Ecclesia de Eucharistia

Un article de Wikipédia, l'encyclopédie libre.

Ecclesia de Eucharistia
Blason du pape Jean-Paul II
Encyclique du pape Jean-Paul II
Date 17 avril 2003
Sujet Encyclique traitant des éléments essentiels de la foi catholique sur l'Eucharistie.
Chronologie

Ecclesia de Eucharistia (L'Église [vit] de l'Eucharistie) est la quatorzième et dernière encyclique publiée par Jean-Paul II, le 17 avril 2003, sur l'Eucharistie et son rapport à l'Église.

Elle a été publiée le jour du jeudi saint qui est la fête de l'institution de l'Eucharistie et du sacerdoce. L'encyclique a pris la place d'une lettre que le pape envoie traditionnellement à chaque prêtre à l'occasion de cette solennité. Elle s'inscrit également dans la volonté du pape de laisser un « héritage » du Jubilé de l'an 2000, et vient ainsi compléter les lettres apostoliques Novo millennio ineunte et Rosarium Virginis Mariae[1].
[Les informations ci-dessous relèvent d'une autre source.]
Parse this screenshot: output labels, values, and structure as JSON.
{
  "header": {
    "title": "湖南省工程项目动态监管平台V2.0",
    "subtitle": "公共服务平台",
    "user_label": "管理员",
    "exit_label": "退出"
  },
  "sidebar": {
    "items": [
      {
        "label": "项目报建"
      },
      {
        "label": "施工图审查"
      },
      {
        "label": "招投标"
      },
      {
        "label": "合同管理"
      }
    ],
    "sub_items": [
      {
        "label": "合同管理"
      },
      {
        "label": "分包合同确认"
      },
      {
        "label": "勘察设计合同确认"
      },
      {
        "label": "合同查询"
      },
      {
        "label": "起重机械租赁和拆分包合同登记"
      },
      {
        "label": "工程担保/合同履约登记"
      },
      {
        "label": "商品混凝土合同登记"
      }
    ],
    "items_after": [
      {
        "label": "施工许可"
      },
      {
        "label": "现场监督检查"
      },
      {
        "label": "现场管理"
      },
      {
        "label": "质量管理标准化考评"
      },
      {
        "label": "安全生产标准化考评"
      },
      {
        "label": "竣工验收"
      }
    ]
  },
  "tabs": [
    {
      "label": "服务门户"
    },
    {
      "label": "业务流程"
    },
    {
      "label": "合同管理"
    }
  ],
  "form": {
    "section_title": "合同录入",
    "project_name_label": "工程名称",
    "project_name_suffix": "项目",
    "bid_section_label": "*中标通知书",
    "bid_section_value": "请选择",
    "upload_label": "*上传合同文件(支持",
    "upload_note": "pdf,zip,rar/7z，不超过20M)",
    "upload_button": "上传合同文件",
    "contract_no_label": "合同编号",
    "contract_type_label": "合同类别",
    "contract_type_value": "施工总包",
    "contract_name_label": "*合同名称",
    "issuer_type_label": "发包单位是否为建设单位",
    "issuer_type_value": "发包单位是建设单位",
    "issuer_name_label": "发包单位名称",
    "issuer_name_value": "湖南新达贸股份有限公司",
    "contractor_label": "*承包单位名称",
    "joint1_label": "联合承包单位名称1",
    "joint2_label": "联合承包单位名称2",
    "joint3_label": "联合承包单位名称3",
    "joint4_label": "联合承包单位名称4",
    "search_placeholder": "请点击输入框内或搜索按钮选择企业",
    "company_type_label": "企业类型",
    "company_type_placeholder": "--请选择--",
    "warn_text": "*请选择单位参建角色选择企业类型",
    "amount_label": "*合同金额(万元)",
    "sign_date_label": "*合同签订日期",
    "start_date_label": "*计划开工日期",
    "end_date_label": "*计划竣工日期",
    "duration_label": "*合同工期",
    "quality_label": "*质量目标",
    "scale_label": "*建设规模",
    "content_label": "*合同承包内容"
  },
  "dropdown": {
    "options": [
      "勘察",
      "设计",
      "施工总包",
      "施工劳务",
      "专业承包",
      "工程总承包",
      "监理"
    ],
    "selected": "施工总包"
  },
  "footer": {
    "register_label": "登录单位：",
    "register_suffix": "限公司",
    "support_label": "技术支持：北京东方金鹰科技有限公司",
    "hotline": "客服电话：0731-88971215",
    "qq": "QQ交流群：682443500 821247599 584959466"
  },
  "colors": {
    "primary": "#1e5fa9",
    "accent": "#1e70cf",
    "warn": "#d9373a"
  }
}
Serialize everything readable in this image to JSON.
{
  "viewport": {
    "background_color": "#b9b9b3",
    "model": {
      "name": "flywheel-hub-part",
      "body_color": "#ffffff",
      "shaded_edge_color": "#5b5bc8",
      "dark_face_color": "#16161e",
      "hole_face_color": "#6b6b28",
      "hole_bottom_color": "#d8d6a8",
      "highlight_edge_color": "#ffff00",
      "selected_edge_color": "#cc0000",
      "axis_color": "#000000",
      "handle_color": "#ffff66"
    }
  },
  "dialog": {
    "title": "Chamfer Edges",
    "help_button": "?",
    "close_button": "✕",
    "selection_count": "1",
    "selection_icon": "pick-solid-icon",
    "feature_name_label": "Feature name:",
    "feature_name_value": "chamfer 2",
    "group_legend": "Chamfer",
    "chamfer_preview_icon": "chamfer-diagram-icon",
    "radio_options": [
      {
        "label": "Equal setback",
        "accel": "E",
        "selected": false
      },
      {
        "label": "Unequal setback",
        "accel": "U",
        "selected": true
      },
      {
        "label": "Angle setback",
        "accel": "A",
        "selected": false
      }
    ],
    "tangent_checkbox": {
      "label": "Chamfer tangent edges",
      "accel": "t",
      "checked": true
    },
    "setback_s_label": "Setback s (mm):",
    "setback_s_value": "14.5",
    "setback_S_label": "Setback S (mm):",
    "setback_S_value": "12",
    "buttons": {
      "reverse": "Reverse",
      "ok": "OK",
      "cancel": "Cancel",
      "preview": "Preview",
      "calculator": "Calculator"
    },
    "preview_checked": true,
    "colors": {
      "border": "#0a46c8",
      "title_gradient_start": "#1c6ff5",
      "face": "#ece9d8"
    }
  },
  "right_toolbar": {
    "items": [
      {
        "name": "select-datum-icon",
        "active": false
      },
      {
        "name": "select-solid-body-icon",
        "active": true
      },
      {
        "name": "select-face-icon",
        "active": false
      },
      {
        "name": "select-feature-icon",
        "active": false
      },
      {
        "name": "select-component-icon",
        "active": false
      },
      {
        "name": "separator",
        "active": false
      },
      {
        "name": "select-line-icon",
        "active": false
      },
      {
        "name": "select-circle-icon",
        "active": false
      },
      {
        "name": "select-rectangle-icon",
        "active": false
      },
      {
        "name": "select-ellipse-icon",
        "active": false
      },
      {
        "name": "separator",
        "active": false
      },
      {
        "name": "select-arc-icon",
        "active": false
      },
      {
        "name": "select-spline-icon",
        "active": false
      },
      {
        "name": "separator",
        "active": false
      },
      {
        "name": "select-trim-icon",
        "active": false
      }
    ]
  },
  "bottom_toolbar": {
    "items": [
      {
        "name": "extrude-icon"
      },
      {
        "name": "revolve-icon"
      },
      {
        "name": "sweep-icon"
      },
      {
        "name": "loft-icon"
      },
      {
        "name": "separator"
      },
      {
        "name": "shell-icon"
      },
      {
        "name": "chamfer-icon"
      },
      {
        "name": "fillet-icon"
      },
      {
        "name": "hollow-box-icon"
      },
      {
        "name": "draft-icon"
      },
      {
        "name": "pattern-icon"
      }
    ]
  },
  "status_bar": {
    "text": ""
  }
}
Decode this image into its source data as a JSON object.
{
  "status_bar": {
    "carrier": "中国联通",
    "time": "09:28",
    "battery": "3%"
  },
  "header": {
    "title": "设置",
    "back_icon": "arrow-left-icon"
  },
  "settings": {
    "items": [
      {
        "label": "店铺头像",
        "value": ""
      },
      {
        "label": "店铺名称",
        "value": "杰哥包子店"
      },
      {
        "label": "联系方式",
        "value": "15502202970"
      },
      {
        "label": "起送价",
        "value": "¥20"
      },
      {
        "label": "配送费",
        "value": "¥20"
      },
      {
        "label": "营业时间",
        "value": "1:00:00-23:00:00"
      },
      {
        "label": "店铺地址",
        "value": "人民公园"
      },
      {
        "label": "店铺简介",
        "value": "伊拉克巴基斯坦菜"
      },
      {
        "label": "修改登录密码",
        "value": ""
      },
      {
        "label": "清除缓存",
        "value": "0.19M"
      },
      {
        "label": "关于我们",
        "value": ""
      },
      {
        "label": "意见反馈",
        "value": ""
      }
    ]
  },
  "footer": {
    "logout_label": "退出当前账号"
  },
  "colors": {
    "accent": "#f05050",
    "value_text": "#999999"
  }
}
Thèmes traités[modifier | modifier le code]

L'encyclique rappelle avec force les éléments essentiels de la foi catholique concernant l'eucharistie : la réactualisation du sacrifice rédempteur du Christ, la présence réelle de celui-ci dans le sacrement, le rôle du prêtre, ministre de l'eucharistie et l'impact de l'eucharistie sur la vie chrétienne[2].

Le sacrifice rédempteur[modifier | modifier le code]

Dans le premier chapitre de son encyclique, intitulé le mystère de la Foi, le pape récapitule les points essentiels de la doctrine catholique concernant l'eucharistie. Citant à plusieurs reprises le concile Vatican II, ses prédécesseurs Pie XII et Paul VI, et également le concile de Trente, il insiste sur l'importance de la notion de sacrifice. Il lui paraît en effet essentiel de combattre un appauvrissement du sens de ce sacrement : « Parfois se fait jour une compréhension très réductrice du Mystère eucharistique. Privé de sa valeur sacrificielle, il est vécu comme s'il n'allait pas au-delà du sens et de la valeur d'une rencontre conviviale et fraternelle. » (EE, 10). Pourtant ce sacrifice est le signe d'« un amour qui va « jusqu'au bout » (cf. Jn 13, 1), un amour qui ne connaît pas de mesure » (EE, 11).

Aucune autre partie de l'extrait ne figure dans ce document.